Ruby's cochlear implants are like built-in AirPods
- Maddie Ursell

- Nov 1, 2019
- 2 min read
Updated: Dec 3, 2019
This interview was a very successful one and was my favourite out of the four I have conducted so far.
Ruby is a sixteen year old girl who lives in Worthing and attends a sixth form college after achieving high GCSE grades. She fell ill with meningitis when she was only a year old which she recovered from but unfortunately the illness made her profoundly deaf. She had a cochlear implant surgically implanted and went to a state primary and secondary school and grew up with hearing students.

When you meet Ruby you would never have guessed that she was deaf. The way she spoke was just like you and I would speak. There were no issues with the pronunciation of her words and no issues with her trying to understand what I was saying. I found this amazing how someone who is completely deaf seems just like a hearing person. During the interview Ruby said that people not knowing she if deaf can sometimes put her at a disadvantage. She works in a busy, loud cafe and customers can be quite rude to her if she doesn't quite catch what they're saying because they do not realise that she is deaf.
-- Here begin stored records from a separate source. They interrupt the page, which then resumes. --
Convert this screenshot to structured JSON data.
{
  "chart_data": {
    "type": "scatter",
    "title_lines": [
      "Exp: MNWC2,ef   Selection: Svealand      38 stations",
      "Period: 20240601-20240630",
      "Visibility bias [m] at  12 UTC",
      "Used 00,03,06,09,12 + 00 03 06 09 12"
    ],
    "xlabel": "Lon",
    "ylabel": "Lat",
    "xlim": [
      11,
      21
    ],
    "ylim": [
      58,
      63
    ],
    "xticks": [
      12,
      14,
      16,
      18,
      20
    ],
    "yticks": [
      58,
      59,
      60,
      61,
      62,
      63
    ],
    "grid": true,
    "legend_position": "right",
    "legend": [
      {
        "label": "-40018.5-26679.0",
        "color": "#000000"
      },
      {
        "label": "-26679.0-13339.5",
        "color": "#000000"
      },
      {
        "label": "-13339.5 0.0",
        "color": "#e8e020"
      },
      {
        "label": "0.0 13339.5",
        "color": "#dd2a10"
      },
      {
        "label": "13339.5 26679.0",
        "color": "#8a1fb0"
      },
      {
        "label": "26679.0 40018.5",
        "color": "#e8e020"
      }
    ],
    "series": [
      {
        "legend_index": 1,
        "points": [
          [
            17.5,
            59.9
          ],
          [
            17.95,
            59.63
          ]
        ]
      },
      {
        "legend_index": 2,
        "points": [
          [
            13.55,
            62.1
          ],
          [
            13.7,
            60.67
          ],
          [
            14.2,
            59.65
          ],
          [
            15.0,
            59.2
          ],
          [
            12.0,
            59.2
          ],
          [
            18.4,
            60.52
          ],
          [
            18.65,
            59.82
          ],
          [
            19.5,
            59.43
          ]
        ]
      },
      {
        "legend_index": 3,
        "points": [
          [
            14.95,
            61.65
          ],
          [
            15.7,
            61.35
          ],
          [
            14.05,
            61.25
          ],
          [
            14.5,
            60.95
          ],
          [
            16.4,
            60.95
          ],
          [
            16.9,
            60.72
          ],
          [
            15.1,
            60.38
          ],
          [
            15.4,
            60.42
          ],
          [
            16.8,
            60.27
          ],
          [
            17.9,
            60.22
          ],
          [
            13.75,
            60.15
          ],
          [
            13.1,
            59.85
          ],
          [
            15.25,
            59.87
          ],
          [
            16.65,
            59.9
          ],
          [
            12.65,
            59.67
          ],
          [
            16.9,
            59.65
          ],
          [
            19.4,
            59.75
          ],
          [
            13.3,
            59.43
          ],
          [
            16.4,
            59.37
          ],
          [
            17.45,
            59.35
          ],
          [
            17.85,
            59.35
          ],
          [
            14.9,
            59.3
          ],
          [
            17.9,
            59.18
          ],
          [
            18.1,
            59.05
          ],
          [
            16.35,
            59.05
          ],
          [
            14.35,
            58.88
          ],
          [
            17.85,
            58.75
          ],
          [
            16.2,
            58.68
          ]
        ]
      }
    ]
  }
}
Ruby has a cochlear implant so she cannot differentiate the different sounds in a busy environment so she sometimes struggles to hear what a customer in her cafe is asking her. She expressed how this sometimes becomes frustrating because the customer does not understand that she has a hearing impediment.

Ruby's cochlear implants are like built-in AirPods!
She expressed how supportive the schools she attended were, as well as her fellow hearing students. For example, I asked Ruby what was the question she gets asked the most about her hearing impediment and she said that her school friends get fascinated by her cochlear implants as she can play music and make phone calls through the bluetooth system inside her implants so she essentially has built-in 'AirPods'!
Ruby was an interesting interviewee as she had achieved very good GCSE grades considering her disability. This goes against the national statistics I am using in my project saying that deaf students are two grades below hearing students. This was a subject that I brought up in the interview asking Ruby how she got such good grades. She said that she put a lot of work into her studies and the support from both her parents and the school was very good. Ruby felt that she wasn't at a disadvantage by being in a state school with a hearing impediment because she feels that it is better to be with hearing students to help her form the communication skills she needs to go to university and in to the world of work. Also, she felt that she got plenty of support from the school to help her achieve the best grades that she could.